Le texte invente un CDD spécial pour la fonction publique, encore plus précaire que ceux qui existent.
Comme ce qu’il a fait pour la SNCF, le gouvernement met en place la mobilité forcée de statuts. Ainsi, si un agent travaille dans un service que le Gouvernement décide d’externaliser, alors l’agent aura le choix entre changer de poste dans la fonction publique et garder son poste mais en acceptant qu’il passe sous la forme d’un CDI de droit privé, ce qui revient à perdre le statut.
Le gouvernement réduit ses exigences en matière de déontologie.
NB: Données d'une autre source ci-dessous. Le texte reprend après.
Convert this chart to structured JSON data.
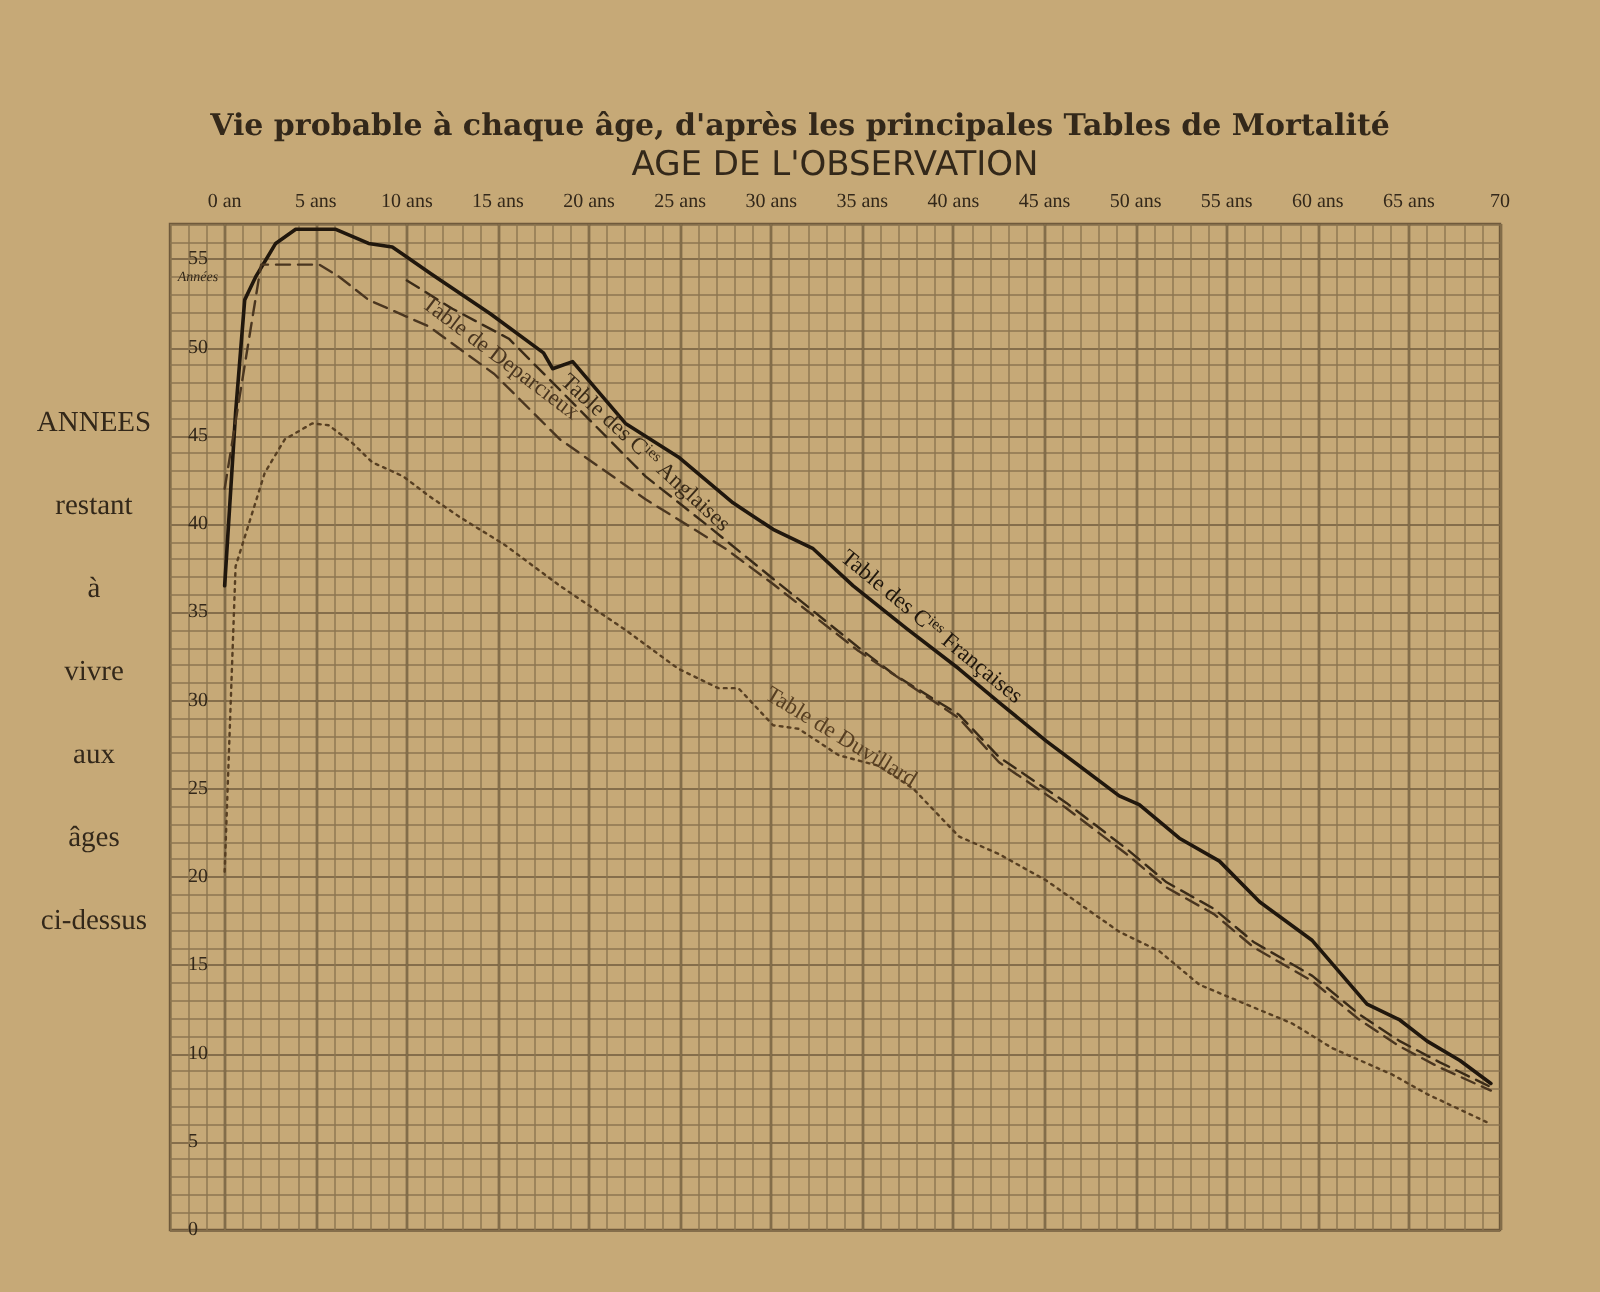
{
  "chart_data": {
    "type": "line",
    "title": "Vie probable à chaque âge, d'après les principales Tables de Mortalité",
    "xlabel": "AGE DE L'OBSERVATION",
    "ylabel": "ANNEES restant à vivre aux âges ci-dessus",
    "annotations": [
      "Années"
    ],
    "xlim": [
      -3,
      70
    ],
    "xticks": [
      {
        "value": 0,
        "label": "0 an"
      },
      {
        "value": 5,
        "label": "5 ans"
      },
      {
        "value": 10,
        "label": "10 ans"
      },
      {
        "value": 15,
        "label": "15 ans"
      },
      {
        "value": 20,
        "label": "20 ans"
      },
      {
        "value": 25,
        "label": "25 ans"
      },
      {
        "value": 30,
        "label": "30 ans"
      },
      {
        "value": 35,
        "label": "35 ans"
      },
      {
        "value": 40,
        "label": "40 ans"
      },
      {
        "value": 45,
        "label": "45 ans"
      },
      {
        "value": 50,
        "label": "50 ans"
      },
      {
        "value": 55,
        "label": "55 ans"
      },
      {
        "value": 60,
        "label": "60 ans"
      },
      {
        "value": 65,
        "label": "65 ans"
      },
      70
    ],
    "ylim": [
      0,
      57
    ],
    "yticks": [
      0,
      5,
      10,
      15,
      20,
      25,
      30,
      35,
      40,
      45,
      50,
      55
    ],
    "grid": true,
    "marker": "none",
    "series": [
      {
        "name": "Table des C$^{ies}$ Françaises",
        "color": "#20170d",
        "line_style": "solid",
        "x": [
          0,
          0.6,
          1.1,
          1.7,
          2.8,
          3.9,
          6.1,
          7.9,
          9.2,
          11.3,
          14.6,
          17.5,
          18,
          19.1,
          22,
          24.9,
          27.9,
          30.1,
          32.3,
          34.5,
          37.4,
          40.3,
          42.5,
          45.1,
          49.1,
          50.2,
          52.4,
          54.6,
          56.8,
          59.7,
          62.7,
          64.5,
          66,
          67.8,
          69.5
        ],
        "values": [
          36.5,
          46.3,
          52.7,
          54,
          55.9,
          56.7,
          56.7,
          55.9,
          55.7,
          54.2,
          51.9,
          49.7,
          48.8,
          49.2,
          45.7,
          43.8,
          41.2,
          39.7,
          38.6,
          36.5,
          34.1,
          31.8,
          29.9,
          27.7,
          24.6,
          24.1,
          22.2,
          20.9,
          18.6,
          16.4,
          12.8,
          11.9,
          10.7,
          9.6,
          8.3
        ]
      },
      {
        "name": "Table des C$^{ies}$ Anglaises",
        "color": "#3a2b18",
        "line_style": "dashed",
        "x": [
          10,
          12.5,
          15.6,
          18.4,
          23.1,
          26.4,
          30.1,
          34.8,
          36.7,
          40.3,
          42.5,
          46.2,
          49.5,
          51.7,
          54.3,
          56.5,
          59.7,
          62.3,
          64.5,
          66.7,
          69.5
        ],
        "values": [
          53.8,
          52.2,
          50.5,
          47.6,
          42.7,
          40,
          36.9,
          33,
          31.5,
          29.2,
          26.8,
          24.2,
          21.6,
          19.7,
          18.2,
          16.3,
          14.4,
          12.2,
          10.7,
          9.5,
          8.1
        ]
      },
      {
        "name": "Table de Deparcieux",
        "color": "#4a3620",
        "line_style": "dashed",
        "x": [
          0,
          2,
          5.2,
          6.3,
          7.9,
          11.2,
          14.8,
          18.4,
          23.1,
          27.5,
          30.1,
          34.8,
          40.3,
          42.5,
          46.2,
          49.5,
          51.7,
          54.3,
          56.5,
          59.7,
          62.3,
          64.5,
          66.7,
          69.5
        ],
        "values": [
          42,
          54.7,
          54.7,
          54,
          52.7,
          51.2,
          48.5,
          44.8,
          41.4,
          38.6,
          36.6,
          32.8,
          29,
          26.5,
          23.9,
          21.3,
          19.4,
          17.9,
          16,
          14.1,
          11.9,
          10.4,
          9.2,
          7.9
        ]
      },
      {
        "name": "Table de Duvillard",
        "color": "#573f22",
        "line_style": "dotted",
        "x": [
          0,
          0.6,
          2.2,
          3.3,
          4.8,
          5.7,
          7,
          8.1,
          9.8,
          11.2,
          12.9,
          15.4,
          18.4,
          22,
          24.9,
          27.1,
          28.2,
          30.1,
          31.5,
          33.7,
          35.9,
          37.8,
          40.3,
          42.5,
          45.1,
          49.1,
          51.3,
          53.5,
          56.5,
          58.6,
          60.8,
          64.1,
          66,
          69.5
        ],
        "values": [
          20.3,
          37.6,
          42.9,
          44.8,
          45.7,
          45.6,
          44.6,
          43.5,
          42.7,
          41.6,
          40.4,
          38.8,
          36.5,
          34,
          31.8,
          30.7,
          30.7,
          28.6,
          28.4,
          26.9,
          26.3,
          25,
          22.3,
          21.3,
          19.8,
          16.9,
          15.8,
          13.9,
          12.6,
          11.7,
          10.3,
          8.8,
          7.7,
          6
        ]
      }
    ]
  }
}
Aujourd’hui, lorsqu’un fonctionnaire part dans le privé, il en informe systématiquement la commission de déontologie. Avec ce texte, seuls quelques emplois seront soumis à cette obligation. Mais à ce stade, personne ne sait quels sont ces emplois.
Le texte organise le recul du dialogue social dans la fonction publique : comité technique et CHSCT sont fusionnés, les commissions administratives paritaires (CAP) ne seront plus consultées sur les décisions individuelles relatives à la mobilité, aux mutations, aux promotions et aux avancements. Cet affaiblissement des CAP est, à nos yeux, doublement dommageable : cela conduira à réduire l’acceptabilité des décisions individuelles prises par les employeurs publics auprès des agents et à renforcer les risques de favoritisme ou de nominations de complaisance.